Mientras Rajoy, Sánchez e Iglesias se despedazan en el Congreso, Rivera sonreirá

Horas después de los comicios dijo que solo se comprometería a no bloquear -nunca a votar a favor- un gobierno de gran mayoría social, en el que participaran PP y PSOE; un mes después, ejerció de trotaconventos 3.0 para sentar a la misma mesa a Rajoy y Sánchez (sin conseguirlo); más adelante optó por conformar un encuentro técnico con los socialistas para acordar un programa de reformas, mientras se fotografiaba sonriente con el presidente en funciones; después, reconoció que no descartaría entrar en un Ejecutivo presidido por Sánchez; y ayer se transformó en cuasicopresidente con el líder socialista en una puesta en escena que más parecía la firma de la entrada de España en la UE que un acuerdo que, aunque incluya medidas de perfecta ingestión para una mayoría social irritada con la corrupción y la crisis, solo avalan 130 de los 350 diputados del Congreso.

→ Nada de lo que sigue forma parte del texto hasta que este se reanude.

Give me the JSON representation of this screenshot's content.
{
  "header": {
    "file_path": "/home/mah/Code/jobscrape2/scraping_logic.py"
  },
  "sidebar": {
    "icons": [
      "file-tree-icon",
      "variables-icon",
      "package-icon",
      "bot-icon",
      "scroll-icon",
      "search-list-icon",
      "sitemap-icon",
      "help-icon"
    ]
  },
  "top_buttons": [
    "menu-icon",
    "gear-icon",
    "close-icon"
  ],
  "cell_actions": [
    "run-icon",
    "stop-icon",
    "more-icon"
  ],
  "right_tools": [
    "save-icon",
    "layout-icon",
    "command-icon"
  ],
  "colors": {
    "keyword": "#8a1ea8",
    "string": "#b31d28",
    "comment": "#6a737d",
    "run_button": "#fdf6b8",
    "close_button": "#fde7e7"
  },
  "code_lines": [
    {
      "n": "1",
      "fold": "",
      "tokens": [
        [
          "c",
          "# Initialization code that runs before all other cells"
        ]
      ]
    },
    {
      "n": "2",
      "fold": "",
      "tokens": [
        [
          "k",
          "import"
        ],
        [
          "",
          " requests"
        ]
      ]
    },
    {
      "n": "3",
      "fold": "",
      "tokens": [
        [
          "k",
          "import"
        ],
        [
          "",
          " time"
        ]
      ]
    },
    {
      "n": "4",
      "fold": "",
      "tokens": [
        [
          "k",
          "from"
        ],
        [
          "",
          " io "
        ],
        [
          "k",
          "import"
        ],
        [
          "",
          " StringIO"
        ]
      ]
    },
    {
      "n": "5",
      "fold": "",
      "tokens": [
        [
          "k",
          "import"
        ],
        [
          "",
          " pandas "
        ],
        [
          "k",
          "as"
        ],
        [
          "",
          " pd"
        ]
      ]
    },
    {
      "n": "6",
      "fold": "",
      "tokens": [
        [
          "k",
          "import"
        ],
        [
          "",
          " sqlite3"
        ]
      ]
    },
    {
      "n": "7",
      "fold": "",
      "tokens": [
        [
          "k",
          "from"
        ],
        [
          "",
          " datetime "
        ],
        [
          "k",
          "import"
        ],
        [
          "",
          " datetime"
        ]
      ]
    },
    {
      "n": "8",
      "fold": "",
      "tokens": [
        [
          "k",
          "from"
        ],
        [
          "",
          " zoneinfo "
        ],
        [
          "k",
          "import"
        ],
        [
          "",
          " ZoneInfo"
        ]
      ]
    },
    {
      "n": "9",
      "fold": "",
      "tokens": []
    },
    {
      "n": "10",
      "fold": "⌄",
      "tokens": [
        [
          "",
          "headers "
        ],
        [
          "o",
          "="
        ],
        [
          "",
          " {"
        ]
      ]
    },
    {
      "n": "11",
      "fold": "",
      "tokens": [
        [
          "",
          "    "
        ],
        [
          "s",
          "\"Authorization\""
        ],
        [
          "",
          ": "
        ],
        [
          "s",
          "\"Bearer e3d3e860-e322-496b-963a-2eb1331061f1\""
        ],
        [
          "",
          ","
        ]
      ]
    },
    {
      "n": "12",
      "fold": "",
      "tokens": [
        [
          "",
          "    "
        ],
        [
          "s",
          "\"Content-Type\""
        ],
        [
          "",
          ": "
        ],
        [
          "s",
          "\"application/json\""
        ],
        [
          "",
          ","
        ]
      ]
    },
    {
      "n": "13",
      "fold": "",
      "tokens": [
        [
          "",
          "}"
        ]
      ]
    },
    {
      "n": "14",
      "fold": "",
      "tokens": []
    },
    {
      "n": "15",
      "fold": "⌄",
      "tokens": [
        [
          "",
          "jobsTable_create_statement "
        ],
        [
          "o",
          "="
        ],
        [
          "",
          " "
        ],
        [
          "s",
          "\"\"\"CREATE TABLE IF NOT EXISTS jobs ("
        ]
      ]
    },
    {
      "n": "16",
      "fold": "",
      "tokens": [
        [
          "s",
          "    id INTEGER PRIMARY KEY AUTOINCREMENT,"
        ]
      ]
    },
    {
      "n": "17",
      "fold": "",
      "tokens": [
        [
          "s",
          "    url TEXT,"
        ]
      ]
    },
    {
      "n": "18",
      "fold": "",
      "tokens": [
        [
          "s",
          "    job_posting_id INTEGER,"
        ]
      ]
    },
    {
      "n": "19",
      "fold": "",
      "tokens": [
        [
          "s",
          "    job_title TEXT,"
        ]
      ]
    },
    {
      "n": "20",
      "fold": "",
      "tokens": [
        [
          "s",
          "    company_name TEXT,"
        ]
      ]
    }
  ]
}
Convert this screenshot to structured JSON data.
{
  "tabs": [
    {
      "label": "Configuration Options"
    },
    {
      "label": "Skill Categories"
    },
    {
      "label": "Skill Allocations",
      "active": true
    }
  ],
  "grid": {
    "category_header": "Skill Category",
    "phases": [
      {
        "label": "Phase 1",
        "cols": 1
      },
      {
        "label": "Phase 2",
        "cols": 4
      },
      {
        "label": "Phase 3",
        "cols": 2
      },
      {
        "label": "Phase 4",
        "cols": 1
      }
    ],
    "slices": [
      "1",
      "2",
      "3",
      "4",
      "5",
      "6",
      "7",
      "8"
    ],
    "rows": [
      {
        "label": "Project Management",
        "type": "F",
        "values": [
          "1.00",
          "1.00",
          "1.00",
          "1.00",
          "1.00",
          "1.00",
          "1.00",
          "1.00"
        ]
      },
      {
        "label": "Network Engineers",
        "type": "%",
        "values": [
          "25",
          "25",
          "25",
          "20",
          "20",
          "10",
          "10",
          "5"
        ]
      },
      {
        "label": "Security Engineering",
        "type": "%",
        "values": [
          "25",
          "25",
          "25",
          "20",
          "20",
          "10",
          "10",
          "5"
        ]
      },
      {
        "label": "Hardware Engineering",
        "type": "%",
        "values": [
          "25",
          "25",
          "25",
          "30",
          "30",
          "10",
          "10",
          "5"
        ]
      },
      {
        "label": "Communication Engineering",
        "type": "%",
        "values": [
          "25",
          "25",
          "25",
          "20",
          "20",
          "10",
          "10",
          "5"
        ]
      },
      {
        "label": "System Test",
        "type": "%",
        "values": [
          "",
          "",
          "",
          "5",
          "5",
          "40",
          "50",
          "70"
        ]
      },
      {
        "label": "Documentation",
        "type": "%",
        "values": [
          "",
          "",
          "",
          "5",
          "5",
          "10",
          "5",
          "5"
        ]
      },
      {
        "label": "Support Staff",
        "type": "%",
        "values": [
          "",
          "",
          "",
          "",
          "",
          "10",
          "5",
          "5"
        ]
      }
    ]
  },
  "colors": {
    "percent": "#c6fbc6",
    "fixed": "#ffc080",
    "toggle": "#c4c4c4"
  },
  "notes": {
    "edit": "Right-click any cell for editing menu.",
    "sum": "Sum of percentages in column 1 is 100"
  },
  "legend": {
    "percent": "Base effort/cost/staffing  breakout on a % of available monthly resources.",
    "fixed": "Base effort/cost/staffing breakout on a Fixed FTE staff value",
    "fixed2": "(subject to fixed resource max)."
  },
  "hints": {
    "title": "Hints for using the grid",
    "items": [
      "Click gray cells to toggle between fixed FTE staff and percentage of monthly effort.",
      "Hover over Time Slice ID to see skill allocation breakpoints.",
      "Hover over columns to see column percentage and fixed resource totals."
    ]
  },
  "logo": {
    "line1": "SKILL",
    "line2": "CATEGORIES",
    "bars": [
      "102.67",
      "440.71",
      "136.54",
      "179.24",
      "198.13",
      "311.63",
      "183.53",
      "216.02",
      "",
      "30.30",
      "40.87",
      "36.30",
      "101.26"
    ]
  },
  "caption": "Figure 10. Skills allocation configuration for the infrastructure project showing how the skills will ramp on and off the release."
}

Olfato político no le falta al partido naranja, porque la jugada de ayer es solo el primer acto (un mitin a lo bestia) de una campaña electoral que puede durar cuatro meses. Con varios hitos: el de ayer fue el primero; le seguirán el discurso de investidura socialista del próximo martes y las tortas en Ferraz a cuenta de las diputaciones y la pregunta a los militantes; y acabará con la negativa de PP y Podemos -con un coste electoral para ambos todavía por calibrar- a respaldar un paquete de medidas que muchos ciudadanos percibirán como un antibiótico de amplio espectro con contraindicaciones desconocidas. Y mientras, Rivera, desde la atalaya del centrismo reformista, observará cómo se despedazan el próximo miércoles Rajoy, Sánchez e Iglesias en el cuadrilátero de la Carrera de San Jerónimo sin que le salpique la sangre.

Aunque muchos electores que lo fueron del PP puedan sentirse traicionados por ese voto subrogado al PSOE, Rivera no pierde en este envite. Otra cosa es la cara de señor traicionado que le queda a Mariano Rajoy. Y la desolación en su partido.